Depois de um breve porém intenso ataque de narcisismo, vamos voltar à bíblia, seus ímpios.
Tantos anos depois de sua estréia, as Pegadinhas de Jeová ainda lideravam a audiência no horário. Mas deus estava cansado, as Pegadinhas tomavam quase todo o seu tempo e, sejamos francos, ele já não era mais nenhum jovenzinho impetuoso. Então ele resolveu que já era tempo de tirar umas férias, de parar de interferir na vida das pessoas e descansar um pouco. Convocou uma coletiva e anunciou à imprensa que o último episódio do programa iria ao ar na semana seguinte. Foi um rebuliço, os repórteres não acreditavam no que estavam ouvindo. Maior ainda foi a reação do público, choviam cartas na emissora pedindo a continuidade do programa, e pela primeira vez na história o servidor de e-mail do céu saiu do ar (tá certo que rodava Microsoft Exchange e ia acabar acontecendo mais cedo ou mais tarde). Mas deus mostrou-se irredutível, e na semana seguinte, como prometido, foi ao ar o último episódio das Pegadinhas de Jeová, que passo a narrar agora. Vou ver se consigo deixar a história um pouco mais leve e engraçada, mas é quase impossível, como vocês verão. A crueldade de deus não tem limites.
Estava Abraão dentro da tenda um dia, só ali coçando o saco, e deus veio falar com ele.
— Ô, Abraão, como é que vai?
— Tudo na santa paz de deus. Digo, do senhor. Bom, você entendeu.
— Beleza… Notícias de Agar e Ismael?
— Não, nunca mais deram sinal de vida, não entendo porquê. Fui tão legal com eles…
— Ah, Abraão, a ingratidão é foda. Se eu for te contar todas as vezes em que foram ingratos comigo, a gente não sai daqui hoje.
— Bom, eu não pretendo sair mesmo. Tô na minha casa, esqueceu?
— Não pretende sair, é? Pois é, mas acho que você vai precisar… Como está Isaque?
— Ah, seu deus, esse menino é a alegria da minha vida. É inteligente, é carinhoso, tá crescendo que é uma beleza. Eu e a velha passamos o dia rindo feito bobos das coisas que ele apronta, esse nome foi mais apropriado do que o senhor pensava. E fala cada coisa, cê tem que ver. Ah, nem gosto de falar muito, olha aí, já tô me emocionando. Foi o melhor presente que o senhor podia me dar, nada do que eu fizer será suficiente para agradecer.

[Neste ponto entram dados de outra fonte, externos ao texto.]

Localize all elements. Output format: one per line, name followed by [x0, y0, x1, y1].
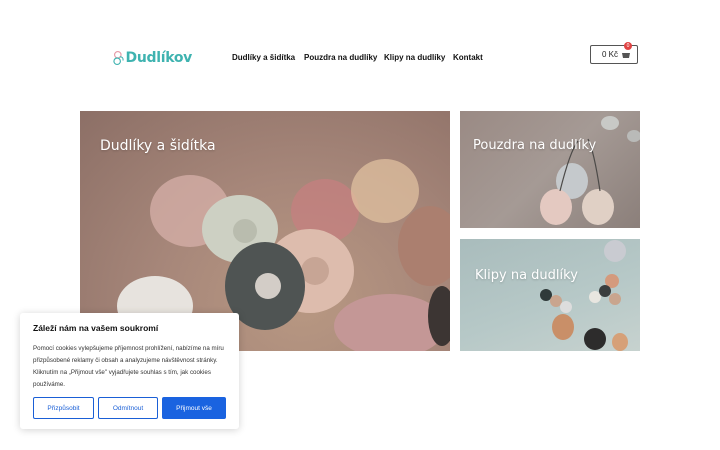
cart-button[interactable]: 0 Kč 0	[590, 42, 638, 64]
tile-title-clips: Klipy na dudlíky	[475, 268, 578, 283]
accept-all-button[interactable]: Přijmout vše	[162, 397, 226, 419]
tile-title-pouches: Pouzdra na dudlíky	[473, 138, 597, 153]
cookie-consent-dialog: Záleží nám na vašem soukromí Pomocí cook…	[20, 313, 239, 429]
nav-item-contact[interactable]: Kontakt	[453, 53, 483, 62]
category-tile-pouches[interactable]: Pouzdra na dudlíky	[460, 111, 640, 228]
customize-button[interactable]: Přizpůsobit	[33, 397, 94, 419]
cart-total: 0 Kč	[602, 50, 619, 59]
pouches-photo	[540, 116, 640, 225]
site-header: Dudlíkov Dudlíky a šidítka Pouzdra na du…	[0, 0, 720, 110]
clips-photo	[540, 240, 628, 351]
category-tile-clips[interactable]: Klipy na dudlíky	[460, 239, 640, 351]
cart-icon	[622, 53, 630, 58]
reject-button[interactable]: Odmítnout	[98, 397, 158, 419]
cart-count-badge: 0	[624, 42, 632, 50]
nav-item-pacifiers[interactable]: Dudlíky a šidítka	[232, 53, 295, 62]
cookie-buttons: Přizpůsobit Odmítnout Přijmout vše	[33, 397, 226, 419]
logo[interactable]: Dudlíkov	[112, 43, 192, 73]
cookie-text: Pomocí cookies vylepšujeme příjemnost pr…	[33, 345, 224, 388]
tile-title-pacifiers: Dudlíky a šidítka	[100, 138, 216, 154]
nav-item-clips[interactable]: Klipy na dudlíky	[384, 53, 445, 62]
cookie-title: Záleží nám na vašem soukromí	[33, 323, 159, 333]
logo-text: Dudlíkov	[125, 50, 193, 66]
nav-item-pouches[interactable]: Pouzdra na dudlíky	[304, 53, 377, 62]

— É, né? Pois é… Então… Bom, vou direto ao ponto: Você vai pegar o Isaque agora e vai com ele até a terra de Moriá.
— Pô, deus, outra mudança? Bom, tava demorando…
— Não, não, nada de mudança. Só você e ele. Vocês vão lá pra Moriá e vão subir até uma montanha que eu mostrarei. Em cima da montanha você vai pegar este filho que você tanto ama e queimar como sacrifício a mim.
É muita crueldade, né não? O cara espera até os 100 anos de idade para ter um filho, e quando tem, vem deus e pede pra sacrificar o menino. Isso sem contar que anos antes Abraão já tivera que expulsar de casa seu outro filho, Ismael. É, meu povo, esse é o senso de humor de deus…
Mas Abraão era muito obediente (ou trouxa) e na madrugada seguinte arreou um jumento, rachou lenha, chamou dois servos, pegou Isaque e partiu para Moriá. No terceiro dia de viagem, avistou a montanha e seu velho coração se apertou. Falou para os empregados ficarem por ali, porque ele e o menino iriam à montanha para adorar a deus e logo voltariam. Colocou a lenha no ombro de Isaque, pegou o fogo e uma faca e foram os dois juntos na direção da montanha. Parem para imaginar isso: Isaque andando numa boa, encarando tudo como um passeio, e Abraão consciente de que voltaria sem o filho, alegria de sua velhice. Mas no meio do caminho Isaque, que era inteligente, reparou que havia alguma coisa errada.
— Pai!
— Fala, filho.
— Tô vendo a faca e o fogo, e estou carregando a lenha comigo. Mas cadê o carneiro pra gente sacrificar?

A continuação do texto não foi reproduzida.